Sirius XM is now heavily dependent on the auto industry to get new receivers into the market and, thus, new subscribers. But the CEO insists that the drop off in new car sales won’t be a problem. In a worst case scenario, he figures 12 million cars will still be sold and half will leave the factory with a satellite radio receiver in the dash. About half then will be converted to paying customers. “That will get us up to $300 million revenue growth even if Detroit has a very bad year. Even in a market where cars are not doing well, we can still feel successful,” Kaplan quoted Karmazin as saying.

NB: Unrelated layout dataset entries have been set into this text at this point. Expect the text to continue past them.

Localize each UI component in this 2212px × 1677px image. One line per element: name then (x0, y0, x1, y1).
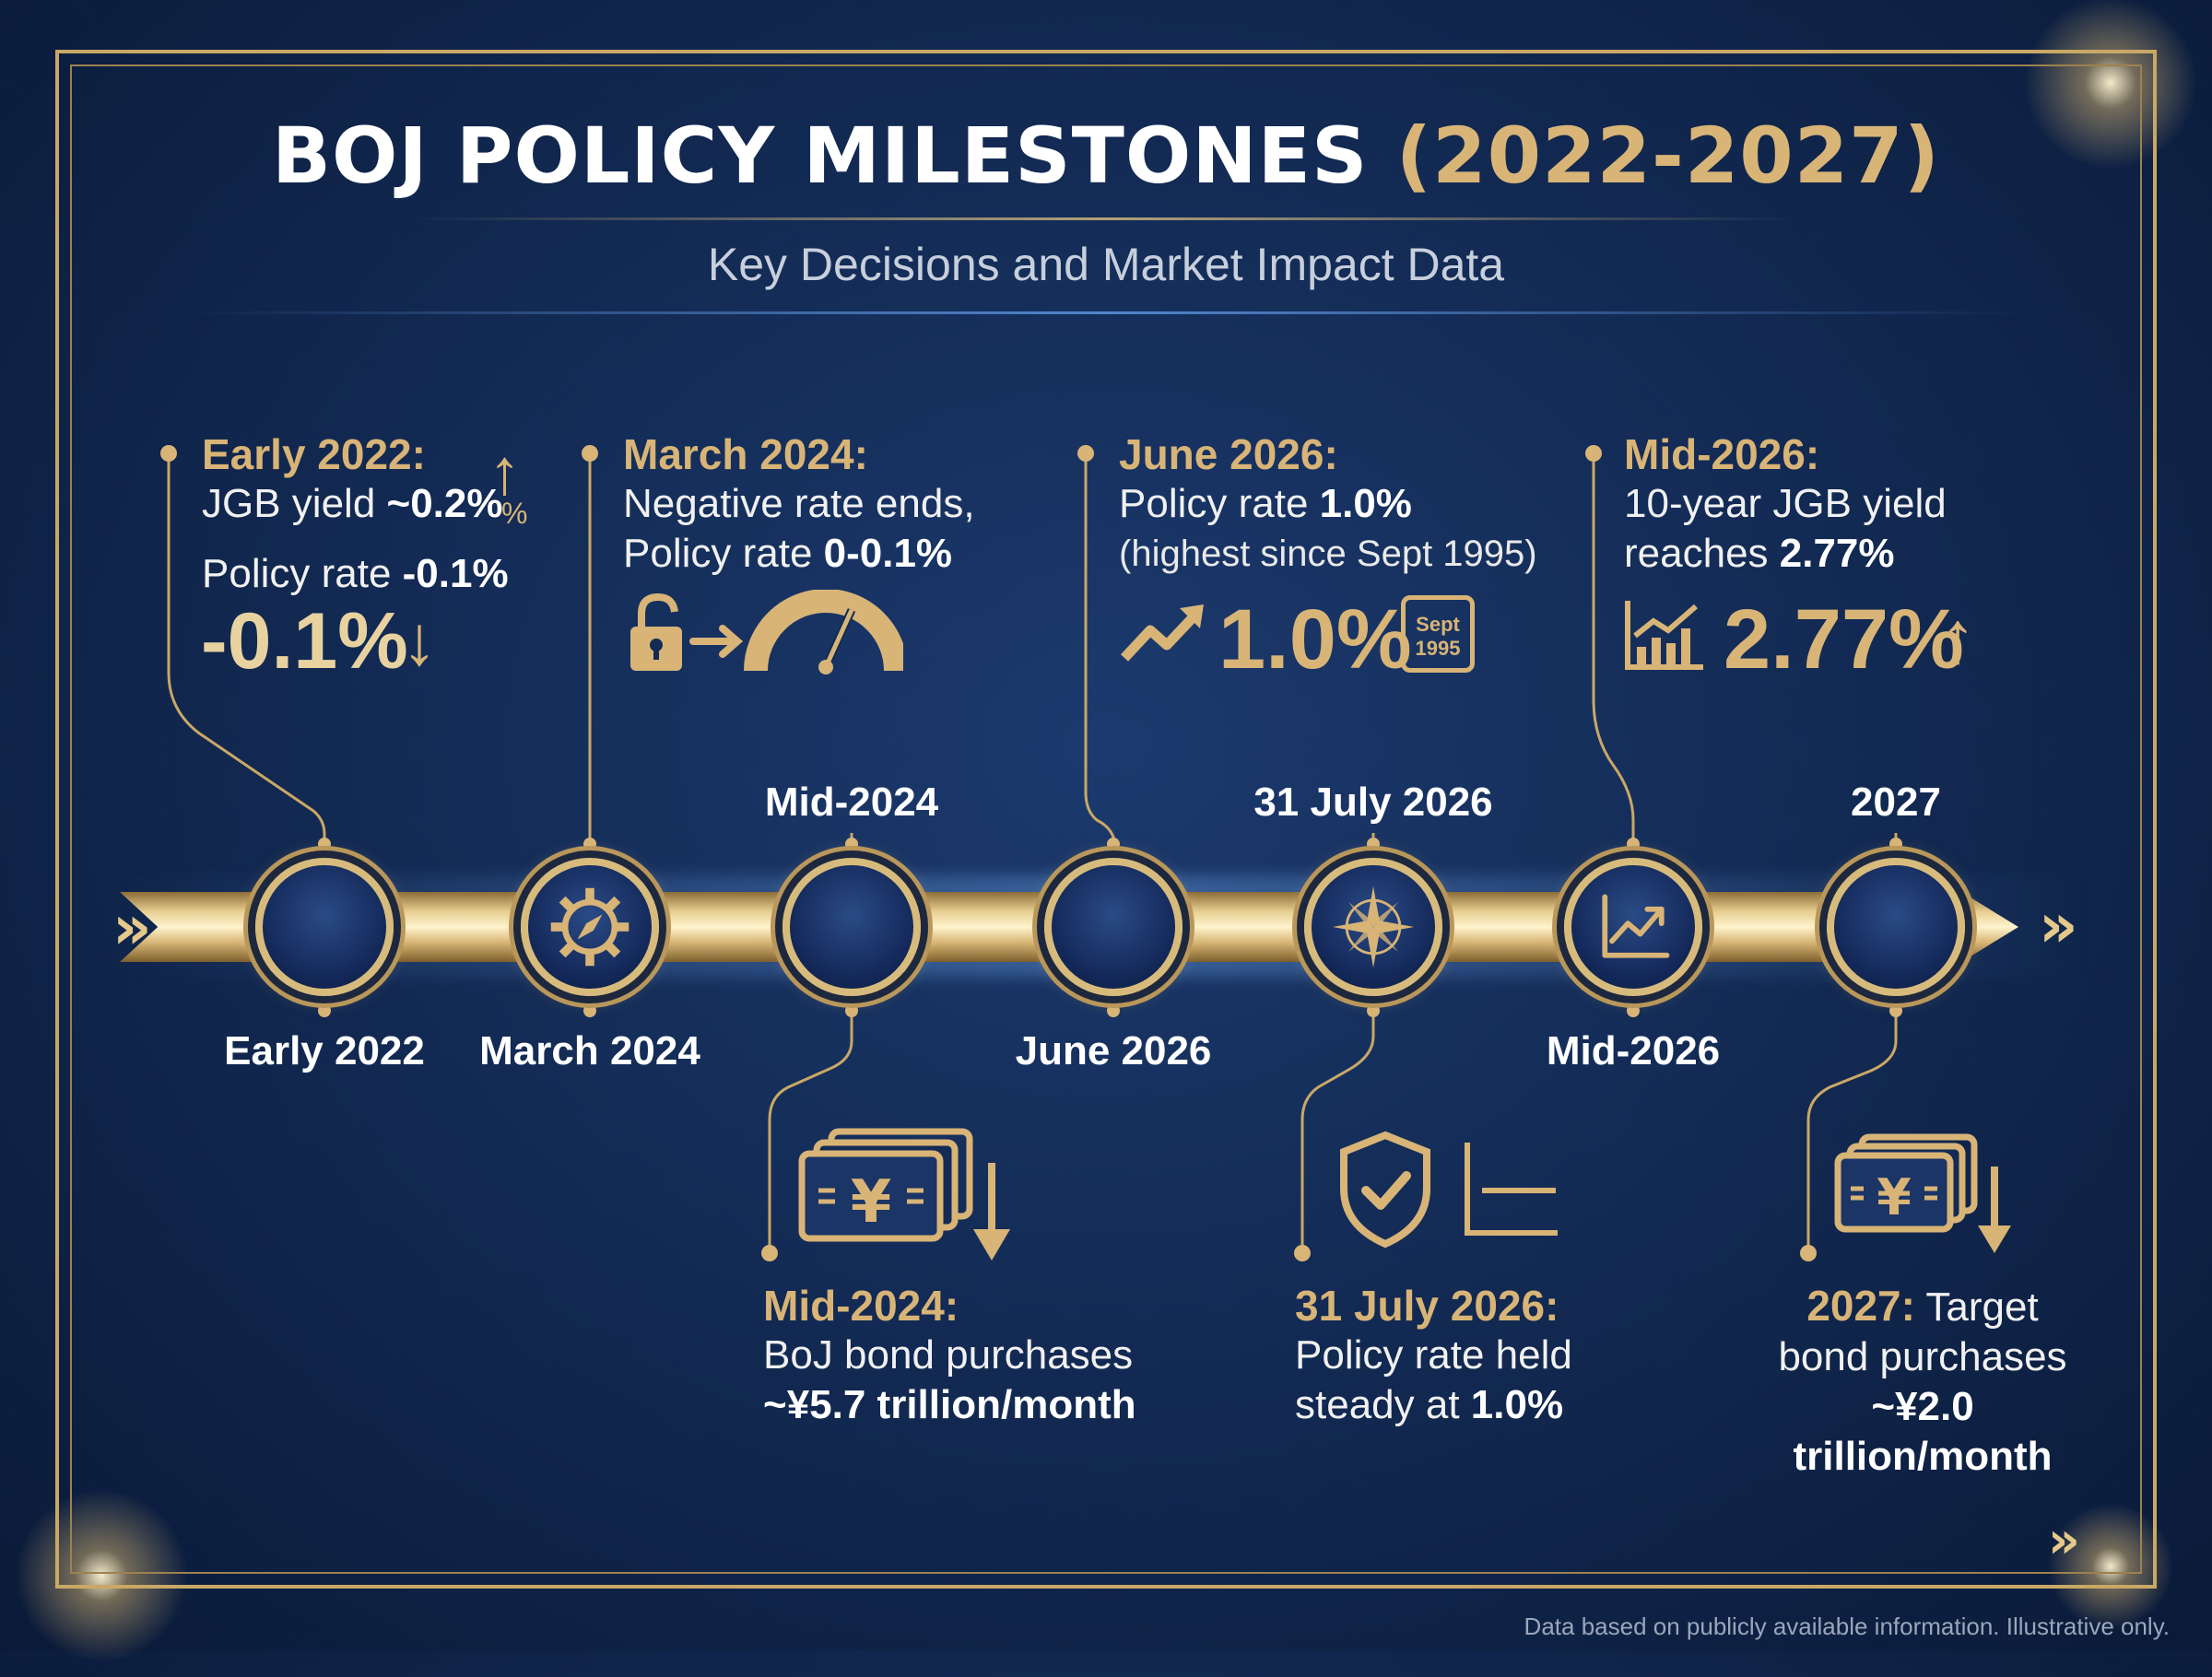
timeline-node-mid-2024 (782, 858, 921, 996)
calendar-icon: Sept 1995 (1401, 595, 1475, 673)
bar-chart-icon (1625, 601, 1703, 670)
chevron-right-icon: » (2039, 890, 2078, 961)
card-2027: 2027: Target bond purchases ~¥2.0 trilli… (1747, 1281, 2098, 1482)
card-31-july-2026: 31 July 2026: Policy rate held steady at… (1295, 1281, 1572, 1430)
chevron-left-icon: » (112, 892, 152, 963)
timeline-node-mid-2026 (1564, 858, 1702, 996)
card-text: Negative rate ends, (623, 481, 975, 526)
card-line: JGB yield ~0.2% (202, 479, 509, 529)
page-subtitle: Key Decisions and Market Impact Data (707, 239, 1505, 290)
yen-banknote-icon: ¥ (1834, 1133, 2011, 1253)
shield-check-icon (1340, 1131, 1430, 1249)
title-years: (2022-2027) (1395, 111, 1941, 201)
trend-up-icon (1120, 604, 1204, 662)
timeline-node-31-july-2026 (1304, 858, 1442, 996)
compass-rose-icon (1332, 885, 1415, 968)
card-value: ~¥5.7 trillion/month (763, 1382, 1136, 1427)
card-june-2026: June 2026: Policy rate 1.0% (highest sin… (1119, 429, 1537, 579)
card-text: Policy rate (202, 551, 403, 596)
card-text: bond purchases (1778, 1334, 2067, 1379)
card-value: -0.1% (402, 551, 509, 596)
card-heading: Mid-2026: (1624, 430, 1820, 478)
card-value: 0-0.1% (823, 531, 953, 576)
card-heading: Early 2022: (202, 430, 426, 478)
timeline-node-march-2024 (521, 858, 659, 996)
timeline-label-mid-2026: Mid-2026 (1546, 1028, 1721, 1073)
card-heading: 2027: (1806, 1282, 1915, 1330)
card-line: steady at 1.0% (1295, 1380, 1572, 1430)
card-text: Policy rate (1119, 481, 1320, 526)
timeline-node-early-2022 (255, 858, 394, 996)
card-mid-2026: Mid-2026: 10-year JGB yield reaches 2.77… (1624, 429, 1947, 579)
card-line: Policy rate 0-0.1% (623, 529, 975, 579)
timeline-label-2027: 2027 (1851, 780, 1941, 825)
card-text: steady at (1295, 1382, 1471, 1427)
yen-banknote-icon: ¥ (798, 1128, 1010, 1261)
card-text: reaches (1624, 531, 1780, 576)
title-main: BOJ POLICY MILESTONES (271, 111, 1369, 201)
card-text: BoJ bond purchases (763, 1332, 1134, 1378)
card-heading: June 2026: (1119, 430, 1338, 478)
arrow-up-icon: ↑ (488, 436, 521, 508)
title-divider (415, 217, 1797, 220)
inner-frame (70, 64, 2142, 1574)
card-heading-line: 2027: Target (1747, 1281, 2098, 1332)
card-heading: 31 July 2026: (1295, 1282, 1559, 1330)
timeline-label-june-2026: June 2026 (1015, 1028, 1212, 1073)
timeline-label-mid-2024: Mid-2024 (764, 780, 939, 825)
card-line: ~¥2.0 trillion/month (1747, 1382, 2098, 1482)
timeline-node-june-2026 (1044, 858, 1182, 996)
card-heading: Mid-2024: (763, 1282, 959, 1330)
lock-arrow-gauge-icon (630, 590, 903, 674)
arrow-down-icon: ↓ (402, 602, 437, 680)
trend-chart-icon (1602, 894, 1670, 958)
gear-compass-icon (550, 887, 629, 967)
footer-note: Data based on publicly available informa… (1524, 1612, 2170, 1640)
card-text: Policy rate held (1295, 1332, 1572, 1378)
card-line: Policy rate -0.1% (202, 549, 509, 599)
card-text: 10-year JGB yield (1624, 481, 1947, 526)
card-line: Policy rate 1.0% (1119, 479, 1537, 529)
card-heading: March 2024: (623, 430, 868, 478)
card-value: 2.77% (1779, 531, 1895, 576)
card-value: 1.0% (1319, 481, 1412, 526)
card-note: (highest since Sept 1995) (1119, 534, 1537, 574)
card-text: Policy rate (623, 531, 824, 576)
flat-line-chart-icon (1465, 1143, 1558, 1236)
card-text: Target (1914, 1284, 2039, 1330)
chevron-footer-icon: » (2048, 1511, 2080, 1569)
big-value-mid-2026: 2.77% (1724, 592, 1964, 686)
calendar-month: Sept (1416, 613, 1460, 636)
timeline-label-march-2024: March 2024 (479, 1028, 700, 1073)
big-value-june-2026: 1.0% (1218, 592, 1412, 686)
percent-icon: % (501, 497, 528, 530)
card-line: reaches 2.77% (1624, 529, 1947, 579)
timeline-label-31-july-2026: 31 July 2026 (1253, 780, 1493, 825)
card-line: ~¥5.7 trillion/month (763, 1380, 1136, 1430)
card-value: ~¥2.0 trillion/month (1793, 1384, 2053, 1479)
calendar-year: 1995 (1415, 637, 1461, 660)
outer-frame (55, 50, 2157, 1589)
page-title: BOJ POLICY MILESTONES (2022-2027) (0, 111, 2212, 201)
card-mid-2024: Mid-2024: BoJ bond purchases ~¥5.7 trill… (763, 1281, 1136, 1430)
subtitle-divider (184, 311, 2028, 314)
card-value: ~0.2% (386, 481, 503, 526)
svg-text:¥: ¥ (851, 1168, 892, 1237)
card-text: JGB yield (202, 481, 387, 526)
card-early-2022: Early 2022: JGB yield ~0.2% Policy rate … (202, 429, 509, 599)
card-march-2024: March 2024: Negative rate ends, Policy r… (623, 429, 975, 579)
big-value-early-2022: -0.1% (201, 597, 408, 686)
arrow-up-icon: ↑ (1939, 596, 1976, 678)
timeline-node-2027 (1827, 858, 1965, 996)
timeline-label-early-2022: Early 2022 (224, 1028, 425, 1073)
card-value: 1.0% (1470, 1382, 1564, 1427)
svg-text:¥: ¥ (1877, 1168, 1912, 1226)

Don’t expect to see Karmazin show up on Capitol Hill to embrace Rep. Ed Markey’s (D-MA) requiring satellite receivers to also receive HD Radio signals from AM and FM stations. The Sirius XM CEO denounced the idea, claiming it would drive up new car prices.

RBR/TVBR observation:
$1 billion+ refi? We’ll believe it when we see it. First Mel has to get Sirius XM into positive EBITDA for the first time in the history of either of the merged companies. The math detailing all of the synergies from combining Sirius and XM into a monopoly satellite radio company doesn’t mean a thing until the savings become real and the company finally starts spending less on operating costs than it is bringing in from subscriptions and advertising. And even once that difficult hurdle is cleared, Mel still has to persuade lenders that satellite radio is worth financing at a time when many, many companies with much better balance sheets are looking to borrow. If he can find money to borrow, just how much will it cost?